Ja w lesie czy na polu jestem kilka razy w tygodniu, w taki czy inny sposób, nie zawsze z wykrywaczem. Widuję tych ludzi, rozmawiam i widzę co robią do spółki z leśnikami.

Re: Ya-to noże robię

: piątek, 24 sierpnia 2018, 16:18
autor: YatoInda
Mieli i nadal mają na to ogromną ochotę. U mnie w kole zrezygnowaliśmy z dewizowych polowań, zbyt często zdarzało się tak że dewizowiec z wypchanym portfelem strzelał co chciał mimo wyraźnego zakazu. Mają kasę i nikogo i niczego nie szanują, przyjeżdżają tutaj nas traktując jak dzikusów bezrozumnych a nasze lasy jak prywatną strzelnicę.
Niestety nie tylko dewizowcy Ale i część naszych krajan ma podobne zapędy (domagając się powiązania prawa do polowania z prawem własności gruntu) no i oczywiście są też i wśród myśliwych czarne owce.

Nasz kraj to tygiel w którym wrze od skrajności i głupoty celebrytów i tych którzy chcą nimi zostać. Dziś najlepszym sposobem.by zaistnieć jest "ekologia" niestety słabo pojęta.

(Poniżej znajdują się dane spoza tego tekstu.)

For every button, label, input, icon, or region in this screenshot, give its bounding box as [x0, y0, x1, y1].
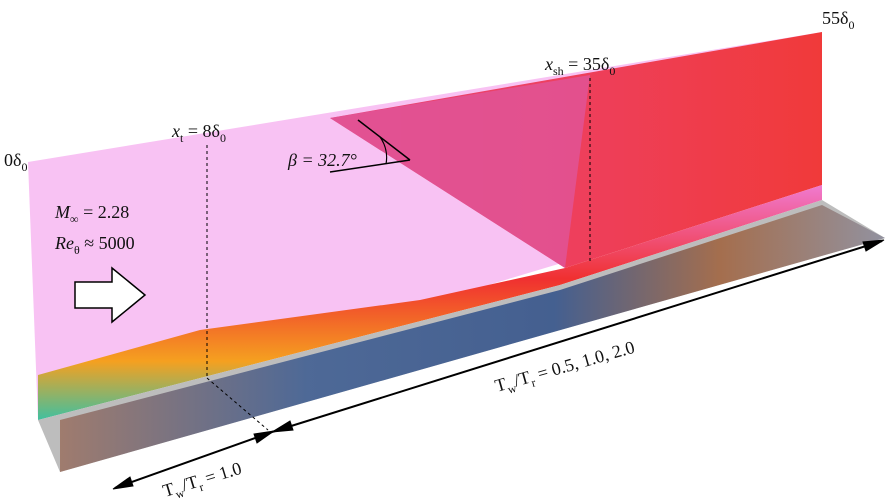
arrow-head — [272, 421, 293, 432]
label-text: = 35δ — [564, 54, 610, 74]
arrow-head — [863, 240, 884, 251]
label-text: β = 32.7° — [287, 150, 357, 170]
label-text: 55δ — [822, 8, 848, 28]
label-text: x — [544, 54, 553, 74]
label-text: x — [171, 121, 180, 141]
label: 55δ0 — [822, 8, 854, 32]
label: β = 32.7° — [287, 150, 357, 170]
label-text: = 2.28 — [79, 202, 130, 222]
label-text: = 0.5, 1.0, 2.0 — [531, 337, 637, 385]
label: Tw/Tr = 0.5, 1.0, 2.0 — [493, 337, 638, 400]
label-text: M — [54, 202, 71, 222]
label-text: Re — [54, 233, 74, 253]
label-text: ≈ 5000 — [80, 233, 135, 253]
arrow-head — [113, 477, 133, 489]
label-text: 0δ — [4, 150, 21, 170]
label-text: = 8δ — [183, 121, 220, 141]
label: 0δ0 — [4, 150, 27, 174]
arrow-head — [254, 431, 274, 443]
figure: 0δ0xt = 8δ0xsh = 35δ055δ0β = 32.7°M∞ = 2… — [0, 0, 885, 502]
label-text: = 1.0 — [198, 458, 244, 489]
subscript: 0 — [21, 160, 27, 174]
subscript: 0 — [848, 18, 854, 32]
subscript: 0 — [609, 64, 615, 78]
subscript: 0 — [220, 131, 226, 145]
subscript: sh — [553, 64, 564, 78]
subscript: ∞ — [70, 212, 79, 226]
label: Tw/Tr = 1.0 — [160, 458, 245, 502]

Wykonana przez 14letnie rozchisteryzowane i nie douczone pokolenie FB

Temat rozległy...

Re: Ya-to noże robię

: piątek, 24 sierpnia 2018, 16:42
autor: ronin
Nic dodać nic ująć...... :shake:

Re: Ya-to noże robię

: piątek, 24 sierpnia 2018, 19:47
autor: TomaszP
Witam Kolegę po lufie - Darz Bór.
Również poluję i chętnie zamówił bym u Kolegi jakiś nożyk ( mam ich oczywiście pół plecaka, ale zawsze cieszy coś nowego).
A i z wykrywką czasem połażę...

Re: Ya-to noże robię

: piątek, 24 sierpnia 2018, 19:54
autor: YatoInda
Hahaha
Dobrych noży nigdy za wiele. Ja też mam ich kilkanaście, niektóre nie używane jeszcze Ale wciąż przybywa. Ciężko się powstrzymać gdy coś fajnego wpadnie w oko.